International: 104th time’s the charm

Among the many captivating entries in the diary of Murasaki Shikibu, the 11th century Japanese author, is a plaintive one. “If only you were a boy,” she writes, quoting her father. Women have forever vexed Japanese society, eliciting ridicule, rage, and retribution for any deviance from norms established by men. Much of it has been captured in academic and popular culture: the travails of an early 19th century woman who rejects domesticity; the weaponised paranoia engendered by “sexually deviant” women with “large vaginas” as Japan stands on the cusp of democracy; and their tribulations after the second world war. 

21st century Japan isn’t much different. The country is in the bottom quartile of female political representation globally; among OECD nations, it’s one of the worst performers in female workforce participation, leadership roles, and the wage gap. That’s why the elevation of Sanae Takaichi as Japan’s first female prime minister, after 103 male leaders, is a big deal. Takaichi was elected leader of the ruling Liberal Democratic Party (LDP) earlier this month but her ascension to the top job was in jeopardy following a bitter split with the Komeito party, the LDP’s decades-old coalition partner. After an uncertain few weeks, another party filled the void to ensure Japan kept its tryst with destiny.

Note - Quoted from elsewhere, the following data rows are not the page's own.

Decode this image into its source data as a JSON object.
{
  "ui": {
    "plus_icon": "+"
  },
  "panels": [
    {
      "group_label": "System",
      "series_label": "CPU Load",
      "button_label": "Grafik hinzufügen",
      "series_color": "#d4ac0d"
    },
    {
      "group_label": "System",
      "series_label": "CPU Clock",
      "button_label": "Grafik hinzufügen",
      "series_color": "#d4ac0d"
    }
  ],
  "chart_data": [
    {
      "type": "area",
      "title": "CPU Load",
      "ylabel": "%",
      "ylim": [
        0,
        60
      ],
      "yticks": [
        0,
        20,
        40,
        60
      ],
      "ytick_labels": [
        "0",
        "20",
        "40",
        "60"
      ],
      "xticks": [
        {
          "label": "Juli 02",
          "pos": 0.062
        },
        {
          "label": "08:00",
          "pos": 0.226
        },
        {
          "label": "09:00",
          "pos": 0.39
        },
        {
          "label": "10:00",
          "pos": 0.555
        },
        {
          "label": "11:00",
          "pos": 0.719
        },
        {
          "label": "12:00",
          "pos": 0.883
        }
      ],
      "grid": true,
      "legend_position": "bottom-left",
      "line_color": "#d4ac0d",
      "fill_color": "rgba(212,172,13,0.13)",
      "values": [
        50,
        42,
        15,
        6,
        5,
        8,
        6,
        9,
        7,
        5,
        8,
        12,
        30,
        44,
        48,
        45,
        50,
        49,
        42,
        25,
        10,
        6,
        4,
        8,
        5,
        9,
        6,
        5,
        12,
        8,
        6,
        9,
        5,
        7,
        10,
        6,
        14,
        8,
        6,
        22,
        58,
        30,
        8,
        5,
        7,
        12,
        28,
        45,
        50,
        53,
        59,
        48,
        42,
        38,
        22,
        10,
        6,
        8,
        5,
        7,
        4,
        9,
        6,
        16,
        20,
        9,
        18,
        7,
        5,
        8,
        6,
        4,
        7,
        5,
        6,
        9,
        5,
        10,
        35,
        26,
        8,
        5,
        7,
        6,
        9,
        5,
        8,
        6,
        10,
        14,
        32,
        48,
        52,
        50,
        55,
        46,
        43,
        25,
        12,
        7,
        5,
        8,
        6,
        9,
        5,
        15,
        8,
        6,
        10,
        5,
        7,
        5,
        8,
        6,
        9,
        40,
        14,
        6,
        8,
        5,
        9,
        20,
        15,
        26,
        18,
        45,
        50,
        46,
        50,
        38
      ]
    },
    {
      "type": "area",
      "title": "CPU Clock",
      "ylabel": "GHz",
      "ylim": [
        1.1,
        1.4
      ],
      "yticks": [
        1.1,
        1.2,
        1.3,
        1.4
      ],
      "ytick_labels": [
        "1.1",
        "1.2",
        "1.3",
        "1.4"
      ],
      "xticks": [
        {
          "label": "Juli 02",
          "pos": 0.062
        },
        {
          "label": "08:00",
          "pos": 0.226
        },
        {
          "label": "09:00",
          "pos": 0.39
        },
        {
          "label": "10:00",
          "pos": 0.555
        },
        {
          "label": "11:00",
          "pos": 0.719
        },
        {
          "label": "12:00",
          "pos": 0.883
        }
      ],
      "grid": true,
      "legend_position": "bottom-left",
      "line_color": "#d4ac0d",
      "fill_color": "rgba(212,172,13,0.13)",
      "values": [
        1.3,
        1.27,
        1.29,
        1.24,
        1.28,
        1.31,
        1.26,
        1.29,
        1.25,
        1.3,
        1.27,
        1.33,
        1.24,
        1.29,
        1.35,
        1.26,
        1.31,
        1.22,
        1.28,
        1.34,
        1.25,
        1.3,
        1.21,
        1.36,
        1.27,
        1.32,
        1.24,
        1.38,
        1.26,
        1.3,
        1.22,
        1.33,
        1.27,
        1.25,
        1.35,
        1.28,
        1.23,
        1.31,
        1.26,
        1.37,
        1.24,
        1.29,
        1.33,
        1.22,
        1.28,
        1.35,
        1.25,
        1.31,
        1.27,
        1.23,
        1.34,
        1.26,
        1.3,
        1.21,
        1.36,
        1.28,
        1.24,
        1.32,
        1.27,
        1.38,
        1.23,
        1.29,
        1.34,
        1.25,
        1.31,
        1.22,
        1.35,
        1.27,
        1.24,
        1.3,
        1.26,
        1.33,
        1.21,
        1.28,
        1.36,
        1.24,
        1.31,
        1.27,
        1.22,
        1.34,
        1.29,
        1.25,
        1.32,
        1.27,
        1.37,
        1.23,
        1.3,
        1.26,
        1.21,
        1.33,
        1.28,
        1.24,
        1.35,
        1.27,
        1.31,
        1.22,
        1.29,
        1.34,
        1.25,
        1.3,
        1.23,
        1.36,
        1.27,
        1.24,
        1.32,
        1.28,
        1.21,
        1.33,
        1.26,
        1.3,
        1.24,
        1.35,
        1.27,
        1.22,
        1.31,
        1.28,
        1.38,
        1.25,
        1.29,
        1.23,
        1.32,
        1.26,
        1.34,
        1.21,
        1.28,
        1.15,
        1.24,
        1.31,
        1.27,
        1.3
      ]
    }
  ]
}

Will Takaichi usher in a more equal society? Some 13 Asian nations from Pakistan to the Philippines have had female leaders but nearly all rank low on global gender indices. Apart from Taiwan’s Tsai Ing-wen, the remaining dozen are dynasts propelled by the deaths of famous fathers or husbands, not gender-equality agendas. Few advanced women’s causes. Takaichi, by contrast, triumphed in a bruising intra-party contest against four men.

But any expectations of a new feminist wave in Japan will be misplaced. Takaichi’s 18-member cabinet has only two other women, partly reflecting Japan’s dire parliamentary skew—16 percent female representation versus 27 percent globally. The new PM is “someone who expresses ‘old man’ opinions from a woman’s mouth and makes them happy,” Mieko Nakabayashi, professor at Waseda University, told Bloomberg. Among those opinions is an aversion to work-life balance and an opposition to married couples having separate surnames for fear that family values will fray. Many, including Sylvia Lim, chairperson of Singapore’s Workers’ Party, feel that saddling women with the task of achieving equality is itself a gendered expectation. 

Progressives have other concerns too. Takaichi is an arch-conservative who has downplayed Japan’s second world war crimes, and repeatedly, defiantly visited the Yasukuni Shrine, which honours Japan’s war dead, including convicted criminals. Previous visits from Japanese leaders have angered China and South Korea, both of whom suffered unspeakable horrors under the occupation. Takaichi opposes same-sex marriages and makes unverified claims to inflame support amongst anti-immigrant groups, mostly young men. The LDP’s coalition with the liberal Komeito party fractured partly because of these reasons; its new partner, the Japan Innovation Party, is more ideologically aligned. For now, it seems the progressives’ solace is in style sans substance: a woman with a love for heavy-metal, a passion for drums, and a fondness for motorbikes sits atop an orthodox society.